A study by the nonpartisan Congressional Budget Office concluded that the law’s subsidies, combined with greater access to health care, will lead many Americans to reduce their work hours. The upshot could be a cut in hours of up to 2% from 2017 to 2024, which would translate into a reduction of 2.5 million workers in 2024.

“The effects we estimated are almost entirely choices by people,” CBO director Douglas Elmendorf said at a congressional hearing. He said changes would not result from layoffs but rather from workers opting to cut back on their hours.

Many Republicans said the analysis showed that the ACA would harm economic growth and that it would exacerbate a decline in the labor force from baby boomers retiring.

“These changes — they disproportionately affect low-wage workers,” House Budget Committee chairman Paul Ryan (R., Wis.) said. “Washington is making the poverty trap worse.”

Democrats said the study showed that the health care law would free many Americans from “job lock,” the concept that people stay in one job for fear of losing their health benefits.

More Americans will no longer be tied to a job for health insurance will be able to opt to work fewer hours, Rep. Chris Van Hollen (D., Md.) said. Before the ACA, losing one’s job meant losing one’s insurance, he said.

Elmendorf stressed that the statute’s effect on the labor market could be hard to predict. He said that reduced hours would cut overall wages and taxes. But he also said the law could create short-term new jobs by boosting disposable income from workers who in the past had to set aside money for health coverage.

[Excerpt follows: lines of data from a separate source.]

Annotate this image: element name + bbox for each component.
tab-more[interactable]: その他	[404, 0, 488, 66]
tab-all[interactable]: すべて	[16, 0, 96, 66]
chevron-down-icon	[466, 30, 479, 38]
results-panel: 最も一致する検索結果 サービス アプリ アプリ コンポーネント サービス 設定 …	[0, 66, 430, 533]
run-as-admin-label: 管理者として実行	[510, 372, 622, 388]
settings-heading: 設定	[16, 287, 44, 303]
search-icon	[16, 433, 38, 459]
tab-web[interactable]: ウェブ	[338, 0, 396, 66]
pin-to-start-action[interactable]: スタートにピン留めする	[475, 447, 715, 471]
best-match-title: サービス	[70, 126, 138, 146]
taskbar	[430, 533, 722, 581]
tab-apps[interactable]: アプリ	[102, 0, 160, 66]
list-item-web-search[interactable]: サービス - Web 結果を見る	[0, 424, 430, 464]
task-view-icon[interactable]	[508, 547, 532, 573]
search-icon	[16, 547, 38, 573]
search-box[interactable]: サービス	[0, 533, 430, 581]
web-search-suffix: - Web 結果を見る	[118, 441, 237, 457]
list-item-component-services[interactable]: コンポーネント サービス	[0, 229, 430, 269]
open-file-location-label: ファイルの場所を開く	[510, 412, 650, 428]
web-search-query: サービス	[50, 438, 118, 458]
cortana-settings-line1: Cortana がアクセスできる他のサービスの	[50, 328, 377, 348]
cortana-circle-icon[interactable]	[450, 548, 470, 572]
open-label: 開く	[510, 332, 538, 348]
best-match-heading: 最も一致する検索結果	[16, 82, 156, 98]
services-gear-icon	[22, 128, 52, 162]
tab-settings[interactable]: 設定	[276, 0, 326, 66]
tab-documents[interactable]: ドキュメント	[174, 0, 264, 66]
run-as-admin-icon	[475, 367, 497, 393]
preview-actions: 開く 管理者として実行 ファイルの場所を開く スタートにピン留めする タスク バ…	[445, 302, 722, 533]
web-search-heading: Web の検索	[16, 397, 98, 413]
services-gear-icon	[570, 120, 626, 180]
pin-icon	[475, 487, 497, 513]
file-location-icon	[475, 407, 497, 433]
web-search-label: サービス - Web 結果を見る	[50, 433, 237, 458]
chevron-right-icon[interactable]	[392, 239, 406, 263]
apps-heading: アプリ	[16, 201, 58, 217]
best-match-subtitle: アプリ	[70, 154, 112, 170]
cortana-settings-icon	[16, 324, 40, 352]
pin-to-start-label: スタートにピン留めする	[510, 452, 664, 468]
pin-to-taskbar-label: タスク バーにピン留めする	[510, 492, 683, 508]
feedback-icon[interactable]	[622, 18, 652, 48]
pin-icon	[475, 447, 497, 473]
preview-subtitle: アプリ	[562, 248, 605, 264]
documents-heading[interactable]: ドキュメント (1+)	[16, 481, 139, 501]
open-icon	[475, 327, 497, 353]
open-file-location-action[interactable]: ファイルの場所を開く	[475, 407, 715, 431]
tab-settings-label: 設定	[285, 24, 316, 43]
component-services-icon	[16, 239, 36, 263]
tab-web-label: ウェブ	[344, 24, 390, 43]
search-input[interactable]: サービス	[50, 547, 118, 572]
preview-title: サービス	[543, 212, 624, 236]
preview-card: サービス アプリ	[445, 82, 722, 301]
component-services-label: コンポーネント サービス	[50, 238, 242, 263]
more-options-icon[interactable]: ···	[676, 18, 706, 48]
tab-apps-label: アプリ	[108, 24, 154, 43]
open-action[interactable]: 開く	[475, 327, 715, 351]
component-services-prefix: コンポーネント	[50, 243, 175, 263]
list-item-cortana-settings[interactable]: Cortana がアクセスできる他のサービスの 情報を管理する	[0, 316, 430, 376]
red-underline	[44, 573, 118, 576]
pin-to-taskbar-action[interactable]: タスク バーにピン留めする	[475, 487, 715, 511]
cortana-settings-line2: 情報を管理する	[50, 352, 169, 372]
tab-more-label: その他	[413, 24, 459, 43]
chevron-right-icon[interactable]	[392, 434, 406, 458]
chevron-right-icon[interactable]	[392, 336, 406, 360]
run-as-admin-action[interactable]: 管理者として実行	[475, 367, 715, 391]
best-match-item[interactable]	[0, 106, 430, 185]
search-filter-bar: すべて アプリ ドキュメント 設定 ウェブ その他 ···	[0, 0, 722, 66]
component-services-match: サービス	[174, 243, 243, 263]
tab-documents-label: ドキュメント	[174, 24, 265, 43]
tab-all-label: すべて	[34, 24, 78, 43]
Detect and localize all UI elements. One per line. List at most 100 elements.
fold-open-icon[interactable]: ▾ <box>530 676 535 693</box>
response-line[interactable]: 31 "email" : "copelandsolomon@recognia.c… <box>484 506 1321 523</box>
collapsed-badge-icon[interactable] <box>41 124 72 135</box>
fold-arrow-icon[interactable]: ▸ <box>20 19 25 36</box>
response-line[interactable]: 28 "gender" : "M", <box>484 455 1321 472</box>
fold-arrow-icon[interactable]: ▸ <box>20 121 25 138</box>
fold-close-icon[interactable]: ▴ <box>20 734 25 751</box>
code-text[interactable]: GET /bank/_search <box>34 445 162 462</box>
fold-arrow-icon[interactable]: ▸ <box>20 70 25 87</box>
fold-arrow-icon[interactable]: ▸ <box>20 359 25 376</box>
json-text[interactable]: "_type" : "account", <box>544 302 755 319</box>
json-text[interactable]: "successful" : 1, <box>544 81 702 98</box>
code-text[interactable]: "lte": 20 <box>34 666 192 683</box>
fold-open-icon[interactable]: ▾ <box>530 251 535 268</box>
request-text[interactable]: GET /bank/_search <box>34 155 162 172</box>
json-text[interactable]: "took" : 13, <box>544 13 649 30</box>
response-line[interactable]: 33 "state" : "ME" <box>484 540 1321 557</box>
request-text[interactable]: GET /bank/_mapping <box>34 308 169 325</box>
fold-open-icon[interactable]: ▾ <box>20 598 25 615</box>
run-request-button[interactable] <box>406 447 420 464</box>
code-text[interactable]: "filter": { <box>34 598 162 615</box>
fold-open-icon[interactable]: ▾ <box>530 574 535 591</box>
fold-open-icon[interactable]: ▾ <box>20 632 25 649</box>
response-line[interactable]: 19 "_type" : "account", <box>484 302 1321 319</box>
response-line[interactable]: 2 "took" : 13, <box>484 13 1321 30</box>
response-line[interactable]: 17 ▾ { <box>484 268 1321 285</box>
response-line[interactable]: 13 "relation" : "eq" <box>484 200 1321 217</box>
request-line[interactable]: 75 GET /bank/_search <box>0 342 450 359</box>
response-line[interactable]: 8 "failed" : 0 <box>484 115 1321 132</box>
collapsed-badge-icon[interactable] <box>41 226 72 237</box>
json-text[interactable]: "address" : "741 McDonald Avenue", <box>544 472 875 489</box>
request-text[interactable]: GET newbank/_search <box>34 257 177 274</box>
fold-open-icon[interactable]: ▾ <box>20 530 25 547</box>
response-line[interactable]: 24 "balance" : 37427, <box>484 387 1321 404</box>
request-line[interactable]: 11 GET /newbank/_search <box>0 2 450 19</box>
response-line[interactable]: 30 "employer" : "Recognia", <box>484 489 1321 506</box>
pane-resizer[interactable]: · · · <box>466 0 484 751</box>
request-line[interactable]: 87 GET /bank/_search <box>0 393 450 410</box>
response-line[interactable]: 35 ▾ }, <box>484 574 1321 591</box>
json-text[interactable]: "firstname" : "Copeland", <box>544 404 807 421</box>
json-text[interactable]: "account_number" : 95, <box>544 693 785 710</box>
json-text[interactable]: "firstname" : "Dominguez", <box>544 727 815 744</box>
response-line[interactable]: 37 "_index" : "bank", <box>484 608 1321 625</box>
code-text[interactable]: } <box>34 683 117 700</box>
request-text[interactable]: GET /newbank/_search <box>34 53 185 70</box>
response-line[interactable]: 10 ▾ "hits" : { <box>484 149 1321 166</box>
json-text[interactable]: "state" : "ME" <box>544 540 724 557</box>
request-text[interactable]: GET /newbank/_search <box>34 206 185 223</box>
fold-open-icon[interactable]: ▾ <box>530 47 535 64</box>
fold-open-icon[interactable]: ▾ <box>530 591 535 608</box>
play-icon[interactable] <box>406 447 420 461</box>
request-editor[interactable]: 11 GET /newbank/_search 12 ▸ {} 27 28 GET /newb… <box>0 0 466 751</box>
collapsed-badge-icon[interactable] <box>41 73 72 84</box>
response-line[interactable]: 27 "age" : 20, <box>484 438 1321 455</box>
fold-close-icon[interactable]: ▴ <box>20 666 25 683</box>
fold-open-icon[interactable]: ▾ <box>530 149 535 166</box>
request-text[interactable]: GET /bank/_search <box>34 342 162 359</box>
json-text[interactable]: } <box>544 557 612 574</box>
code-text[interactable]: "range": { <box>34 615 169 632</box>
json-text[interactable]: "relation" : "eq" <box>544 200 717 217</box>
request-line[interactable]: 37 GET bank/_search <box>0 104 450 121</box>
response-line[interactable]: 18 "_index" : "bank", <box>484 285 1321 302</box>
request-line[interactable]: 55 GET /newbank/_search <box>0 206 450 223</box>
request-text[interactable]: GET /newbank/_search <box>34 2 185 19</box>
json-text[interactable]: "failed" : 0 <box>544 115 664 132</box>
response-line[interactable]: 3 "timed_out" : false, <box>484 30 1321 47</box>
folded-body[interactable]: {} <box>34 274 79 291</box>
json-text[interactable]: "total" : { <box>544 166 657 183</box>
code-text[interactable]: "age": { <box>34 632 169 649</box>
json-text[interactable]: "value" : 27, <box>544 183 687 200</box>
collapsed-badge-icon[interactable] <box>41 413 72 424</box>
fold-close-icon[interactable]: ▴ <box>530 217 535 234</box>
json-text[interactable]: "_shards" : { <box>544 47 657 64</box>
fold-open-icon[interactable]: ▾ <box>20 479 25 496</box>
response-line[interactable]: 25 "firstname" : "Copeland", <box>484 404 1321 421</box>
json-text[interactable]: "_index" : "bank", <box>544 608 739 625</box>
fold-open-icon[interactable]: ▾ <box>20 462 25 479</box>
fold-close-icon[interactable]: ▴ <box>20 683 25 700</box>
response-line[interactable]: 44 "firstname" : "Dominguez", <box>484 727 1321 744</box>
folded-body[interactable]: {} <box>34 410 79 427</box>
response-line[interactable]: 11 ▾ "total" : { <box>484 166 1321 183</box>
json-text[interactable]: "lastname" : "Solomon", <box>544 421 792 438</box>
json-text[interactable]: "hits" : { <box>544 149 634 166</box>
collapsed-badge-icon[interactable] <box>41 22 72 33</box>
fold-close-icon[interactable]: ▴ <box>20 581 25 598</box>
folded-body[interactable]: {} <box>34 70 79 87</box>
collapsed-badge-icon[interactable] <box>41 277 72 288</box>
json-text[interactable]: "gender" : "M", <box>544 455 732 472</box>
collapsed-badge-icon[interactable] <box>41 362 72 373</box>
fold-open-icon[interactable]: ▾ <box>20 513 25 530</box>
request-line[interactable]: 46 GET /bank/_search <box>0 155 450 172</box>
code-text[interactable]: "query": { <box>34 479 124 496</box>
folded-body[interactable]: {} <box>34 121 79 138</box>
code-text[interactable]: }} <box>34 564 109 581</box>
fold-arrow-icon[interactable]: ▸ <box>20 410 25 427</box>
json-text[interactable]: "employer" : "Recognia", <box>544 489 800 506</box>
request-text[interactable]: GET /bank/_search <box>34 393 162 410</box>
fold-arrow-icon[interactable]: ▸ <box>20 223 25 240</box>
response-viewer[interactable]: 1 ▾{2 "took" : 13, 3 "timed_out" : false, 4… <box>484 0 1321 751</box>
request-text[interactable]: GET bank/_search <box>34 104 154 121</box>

The National Republican Senatorial Committee used the CBO analysis to malign Democratic candidates, saying their backing of the ACA has “dire consequences.”

“So many of the promises these Democrats repeatedly made about Obamacare have turned out to be false and unfortunately middle-class Americans continue to pay the price,” Brook Hougesen, the committee’s press secretary, said in a statement.

White House press secretary Jay Carney said the CBO report revealed that “the Affordable Care Act in later years will provide freedom, choice and opportunity to Americans that they did not previously have. It will allow people who are locked in jobs because they desperately needed the health insurance and couldn’t get it any other way to have the peace of mind of being able to get affordable, quality health insurance through the exchanges instead and to start a business perhaps or to stay at home and take care of kids instead of having to work.”

“So it is remarkable to me — and this has been pretty well commented on in the wake of the report — that a Republican party that used to herald freedom, choice and opportunity, that used to call for specifically an end to job lock created by the need for health care and health insurance, is now finding in this report — which is overwhelmingly positive when it comes to its assessment of the Affordable Care Act — a political slogan that happens to be factually challenged.”

Also drawing fire of late has been the ACA’s mandate that employers provide health insurance for anyone working 30 hours a week.

“Many retail and restaurant employees do not fit neatly into full- and part-time categories, and compliance with the unprecedented levels of change under the ACA will be particularly challenging,” said National Retail Federation vice president and employee benefits policy counsel Neil Trautwein.

Testifying before the House Ways and Means Committee, he said the law is especially burdensome for small employers who cannot afford the sophisticated and expensive strategies needed to fully comply with its mandates, requirements and penalties.